Each month, your kakeibo also asks you to answer four key questions:

  1. How much money do you have?
  2. How much would you like to put away?
  3. How much are you actually spending?
  4. How can you improve on that?

Reflection boxes exist at the end of each week and month to help you investigate whether or not you are doing enough to meet your targets.

The idea of a kakeibo was first introduced by Japan’s first female journalist Motoko Hani, who encouraged her readers to make their own kakeibo in a magazine in 1904. Today, using a kakeibo promises to help you save 35 percent on your monthly expenditure, according to Moni Ninja.
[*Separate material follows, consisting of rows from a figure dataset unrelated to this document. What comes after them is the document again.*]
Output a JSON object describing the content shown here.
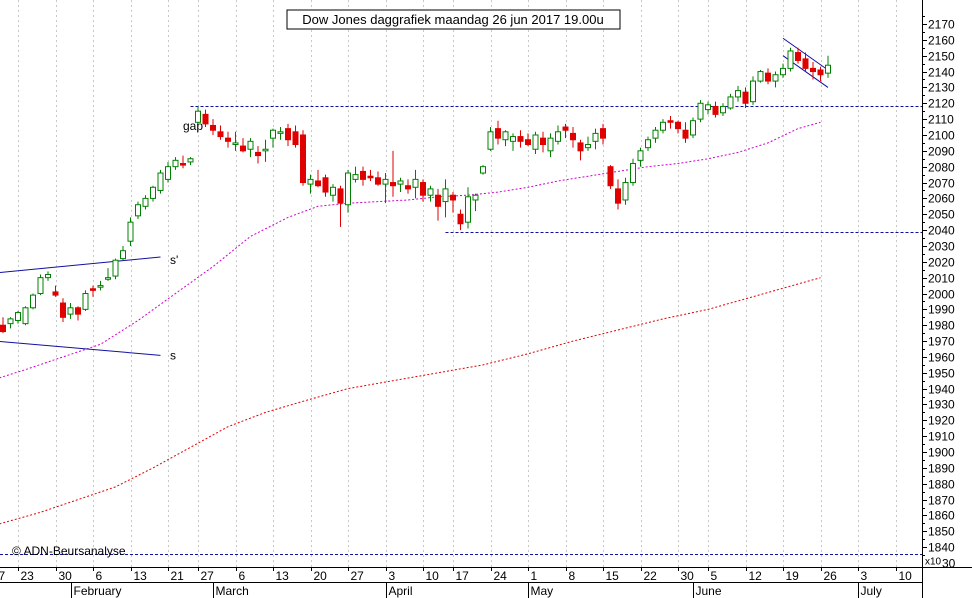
{
  "chart_data": {
    "type": "candlestick",
    "title": "Dow Jones daggrafiek maandag 26 jun 2017 19.00u",
    "watermark": "© ADN-Beursanalyse",
    "y_axis": {
      "min": 1830,
      "max": 2180,
      "ticks": [
        1840,
        1850,
        1860,
        1870,
        1880,
        1890,
        1900,
        1910,
        1920,
        1930,
        1940,
        1950,
        1960,
        1970,
        1980,
        1990,
        2000,
        2010,
        2020,
        2030,
        2040,
        2050,
        2060,
        2070,
        2080,
        2090,
        2100,
        2110,
        2120,
        2130,
        2140,
        2150,
        2160,
        2170
      ],
      "multiplier_label": "x10"
    },
    "x_axis": {
      "day_labels": [
        {
          "slot": -1,
          "label": "7"
        },
        {
          "slot": 2,
          "label": "23"
        },
        {
          "slot": 7,
          "label": "30"
        },
        {
          "slot": 12,
          "label": "6"
        },
        {
          "slot": 17,
          "label": "13"
        },
        {
          "slot": 22,
          "label": "21"
        },
        {
          "slot": 26,
          "label": "27"
        },
        {
          "slot": 31,
          "label": "6"
        },
        {
          "slot": 36,
          "label": "13"
        },
        {
          "slot": 41,
          "label": "20"
        },
        {
          "slot": 46,
          "label": "27"
        },
        {
          "slot": 51,
          "label": "3"
        },
        {
          "slot": 56,
          "label": "10"
        },
        {
          "slot": 60,
          "label": "17"
        },
        {
          "slot": 65,
          "label": "24"
        },
        {
          "slot": 70,
          "label": "1"
        },
        {
          "slot": 75,
          "label": "8"
        },
        {
          "slot": 80,
          "label": "15"
        },
        {
          "slot": 85,
          "label": "22"
        },
        {
          "slot": 90,
          "label": "30"
        },
        {
          "slot": 94,
          "label": "5"
        },
        {
          "slot": 99,
          "label": "12"
        },
        {
          "slot": 104,
          "label": "19"
        },
        {
          "slot": 109,
          "label": "26"
        },
        {
          "slot": 114,
          "label": "3"
        },
        {
          "slot": 119,
          "label": "10"
        }
      ],
      "month_labels": [
        {
          "slot": 9,
          "label": "February"
        },
        {
          "slot": 28,
          "label": "March"
        },
        {
          "slot": 51,
          "label": "April"
        },
        {
          "slot": 70,
          "label": "May"
        },
        {
          "slot": 92,
          "label": "June"
        },
        {
          "slot": 114,
          "label": "July"
        }
      ]
    },
    "candles": [
      [
        1980,
        1985,
        1975,
        1976
      ],
      [
        1981,
        1985,
        1978,
        1984
      ],
      [
        1983,
        1989,
        1981,
        1988
      ],
      [
        1981,
        1992,
        1980,
        1991
      ],
      [
        1991,
        2000,
        1990,
        1999
      ],
      [
        2000,
        2012,
        1999,
        2010
      ],
      [
        2010,
        2014,
        2008,
        2012
      ],
      [
        2001,
        2005,
        1998,
        1999
      ],
      [
        1994,
        1997,
        1982,
        1985
      ],
      [
        1987,
        1994,
        1984,
        1991
      ],
      [
        1991,
        1992,
        1983,
        1987
      ],
      [
        1990,
        2002,
        1989,
        2000
      ],
      [
        2003,
        2005,
        1998,
        2002
      ],
      [
        2004,
        2008,
        2002,
        2005
      ],
      [
        2009,
        2016,
        2008,
        2010
      ],
      [
        2011,
        2022,
        2009,
        2021
      ],
      [
        2022,
        2030,
        2021,
        2027
      ],
      [
        2033,
        2048,
        2030,
        2045
      ],
      [
        2049,
        2058,
        2047,
        2056
      ],
      [
        2055,
        2062,
        2053,
        2060
      ],
      [
        2060,
        2068,
        2058,
        2067
      ],
      [
        2065,
        2078,
        2063,
        2076
      ],
      [
        2072,
        2083,
        2070,
        2080
      ],
      [
        2080,
        2086,
        2078,
        2084
      ],
      [
        2082,
        2087,
        2079,
        2081
      ],
      [
        2083,
        2086,
        2081,
        2085
      ],
      [
        2108,
        2118,
        2107,
        2115
      ],
      [
        2113,
        2116,
        2105,
        2107
      ],
      [
        2106,
        2110,
        2100,
        2103
      ],
      [
        2102,
        2106,
        2097,
        2099
      ],
      [
        2098,
        2102,
        2092,
        2096
      ],
      [
        2094,
        2102,
        2090,
        2095
      ],
      [
        2093,
        2098,
        2089,
        2090
      ],
      [
        2091,
        2098,
        2086,
        2096
      ],
      [
        2089,
        2093,
        2082,
        2087
      ],
      [
        2090,
        2097,
        2083,
        2091
      ],
      [
        2098,
        2104,
        2092,
        2103
      ],
      [
        2101,
        2105,
        2097,
        2102
      ],
      [
        2104,
        2107,
        2093,
        2097
      ],
      [
        2102,
        2106,
        2092,
        2094
      ],
      [
        2100,
        2103,
        2068,
        2070
      ],
      [
        2069,
        2075,
        2063,
        2072
      ],
      [
        2071,
        2078,
        2067,
        2068
      ],
      [
        2073,
        2075,
        2061,
        2064
      ],
      [
        2062,
        2069,
        2058,
        2067
      ],
      [
        2066,
        2068,
        2042,
        2057
      ],
      [
        2056,
        2078,
        2051,
        2076
      ],
      [
        2072,
        2080,
        2070,
        2075
      ],
      [
        2077,
        2080,
        2068,
        2072
      ],
      [
        2074,
        2078,
        2071,
        2073
      ],
      [
        2073,
        2077,
        2068,
        2069
      ],
      [
        2069,
        2076,
        2057,
        2072
      ],
      [
        2070,
        2090,
        2061,
        2068
      ],
      [
        2069,
        2073,
        2064,
        2071
      ],
      [
        2068,
        2072,
        2063,
        2066
      ],
      [
        2067,
        2078,
        2060,
        2072
      ],
      [
        2070,
        2072,
        2058,
        2062
      ],
      [
        2062,
        2068,
        2058,
        2066
      ],
      [
        2062,
        2066,
        2046,
        2055
      ],
      [
        2058,
        2072,
        2048,
        2066
      ],
      [
        2062,
        2064,
        2051,
        2059
      ],
      [
        2050,
        2053,
        2040,
        2044
      ],
      [
        2045,
        2067,
        2041,
        2061
      ],
      [
        2059,
        2063,
        2052,
        2062
      ],
      [
        2076,
        2081,
        2075,
        2080
      ],
      [
        2091,
        2105,
        2090,
        2102
      ],
      [
        2104,
        2109,
        2094,
        2098
      ],
      [
        2097,
        2103,
        2093,
        2102
      ],
      [
        2096,
        2101,
        2090,
        2099
      ],
      [
        2099,
        2103,
        2092,
        2096
      ],
      [
        2097,
        2101,
        2093,
        2094
      ],
      [
        2091,
        2102,
        2088,
        2100
      ],
      [
        2098,
        2102,
        2089,
        2094
      ],
      [
        2090,
        2101,
        2086,
        2098
      ],
      [
        2096,
        2106,
        2094,
        2102
      ],
      [
        2105,
        2107,
        2098,
        2103
      ],
      [
        2101,
        2105,
        2092,
        2097
      ],
      [
        2095,
        2097,
        2084,
        2090
      ],
      [
        2092,
        2099,
        2090,
        2094
      ],
      [
        2096,
        2104,
        2091,
        2101
      ],
      [
        2104,
        2107,
        2094,
        2098
      ],
      [
        2080,
        2081,
        2066,
        2068
      ],
      [
        2066,
        2072,
        2053,
        2057
      ],
      [
        2059,
        2073,
        2056,
        2070
      ],
      [
        2070,
        2085,
        2068,
        2082
      ],
      [
        2084,
        2092,
        2080,
        2090
      ],
      [
        2092,
        2099,
        2090,
        2097
      ],
      [
        2098,
        2105,
        2095,
        2103
      ],
      [
        2103,
        2110,
        2101,
        2108
      ],
      [
        2109,
        2112,
        2104,
        2108
      ],
      [
        2108,
        2109,
        2101,
        2104
      ],
      [
        2103,
        2108,
        2095,
        2098
      ],
      [
        2100,
        2111,
        2098,
        2109
      ],
      [
        2110,
        2122,
        2108,
        2120
      ],
      [
        2116,
        2121,
        2113,
        2119
      ],
      [
        2118,
        2121,
        2111,
        2113
      ],
      [
        2114,
        2120,
        2112,
        2118
      ],
      [
        2117,
        2126,
        2116,
        2124
      ],
      [
        2124,
        2131,
        2121,
        2128
      ],
      [
        2127,
        2130,
        2117,
        2120
      ],
      [
        2121,
        2137,
        2119,
        2134
      ],
      [
        2134,
        2141,
        2133,
        2140
      ],
      [
        2139,
        2142,
        2132,
        2134
      ],
      [
        2134,
        2140,
        2130,
        2138
      ],
      [
        2138,
        2145,
        2136,
        2142
      ],
      [
        2142,
        2155,
        2140,
        2153
      ],
      [
        2152,
        2155,
        2145,
        2147
      ],
      [
        2148,
        2152,
        2140,
        2142
      ],
      [
        2142,
        2146,
        2135,
        2140
      ],
      [
        2141,
        2143,
        2134,
        2138
      ],
      [
        2139,
        2150,
        2136,
        2144
      ]
    ],
    "ma_short": {
      "color": "#d000d0",
      "points": [
        [
          -1,
          1946
        ],
        [
          3,
          1952
        ],
        [
          8,
          1960
        ],
        [
          13,
          1968
        ],
        [
          18,
          1983
        ],
        [
          23,
          2000
        ],
        [
          28,
          2017
        ],
        [
          33,
          2036
        ],
        [
          38,
          2048
        ],
        [
          42,
          2055
        ],
        [
          46,
          2057
        ],
        [
          50,
          2058
        ],
        [
          54,
          2059
        ],
        [
          58,
          2061
        ],
        [
          62,
          2062
        ],
        [
          66,
          2064
        ],
        [
          70,
          2067
        ],
        [
          74,
          2071
        ],
        [
          78,
          2074
        ],
        [
          82,
          2077
        ],
        [
          86,
          2080
        ],
        [
          90,
          2082
        ],
        [
          94,
          2085
        ],
        [
          98,
          2089
        ],
        [
          102,
          2095
        ],
        [
          106,
          2104
        ],
        [
          109,
          2108
        ]
      ]
    },
    "ma_long": {
      "color": "#e00000",
      "points": [
        [
          -1,
          1854
        ],
        [
          5,
          1862
        ],
        [
          10,
          1870
        ],
        [
          15,
          1878
        ],
        [
          20,
          1890
        ],
        [
          25,
          1903
        ],
        [
          30,
          1916
        ],
        [
          35,
          1925
        ],
        [
          40,
          1932
        ],
        [
          46,
          1940
        ],
        [
          52,
          1945
        ],
        [
          58,
          1950
        ],
        [
          64,
          1955
        ],
        [
          70,
          1962
        ],
        [
          76,
          1970
        ],
        [
          82,
          1977
        ],
        [
          88,
          1984
        ],
        [
          94,
          1990
        ],
        [
          100,
          1998
        ],
        [
          106,
          2006
        ],
        [
          109,
          2010
        ]
      ]
    },
    "trend_lines": [
      {
        "name": "s'",
        "color": "#1010a0",
        "from": [
          -1,
          2013
        ],
        "to": [
          21,
          2023
        ],
        "label_slot": 22,
        "label_value": 2021
      },
      {
        "name": "s",
        "color": "#1010a0",
        "from": [
          -1,
          1970
        ],
        "to": [
          21,
          1961
        ],
        "label_slot": 22,
        "label_value": 1961
      },
      {
        "name": "channel-upper",
        "color": "#1010a0",
        "from": [
          104,
          2161
        ],
        "to": [
          110,
          2141
        ]
      },
      {
        "name": "channel-lower",
        "color": "#1010a0",
        "from": [
          104,
          2150
        ],
        "to": [
          110,
          2130
        ]
      }
    ],
    "horizontal_levels": [
      {
        "value": 2118,
        "from_slot": 25,
        "color": "#1010a0"
      },
      {
        "value": 2039,
        "from_slot": 59,
        "color": "#1010a0"
      },
      {
        "value": 1836,
        "from_slot": -1,
        "color": "#1010a0"
      }
    ],
    "annotations": [
      {
        "text": "gap",
        "slot": 24,
        "value": 2103,
        "color": "#a8a8a8"
      }
    ],
    "colors": {
      "up": "#008000",
      "down": "#e00000",
      "grid": "#c8c8c8",
      "level": "#1010a0"
    }
  }
}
How does it do this? By making you more aware of what you’re spending your cash on. When you look at a spread detailing just how much you’ve spent on takeaway that month, you might quickly realize just how much your pad thai habit is adding up. You might also notice that the reason you’re not reaching your savings goal is that you’re spending too much on Ubers, or that your entertainment budget is too high.

(One of the key Japanese budgeting tips is to pre-plan where all your money is going each month, withdraw that cash amount from your account when you get paid and split the cash up into envelopes labeled with each category. Then you know exactly how much you are allowed to spend on, say, coffee every month.)

Yes, you could get all that from an app, or from just paying attention to where your money goes. But really, the best way to do that is to look at numbers on a page. So old school.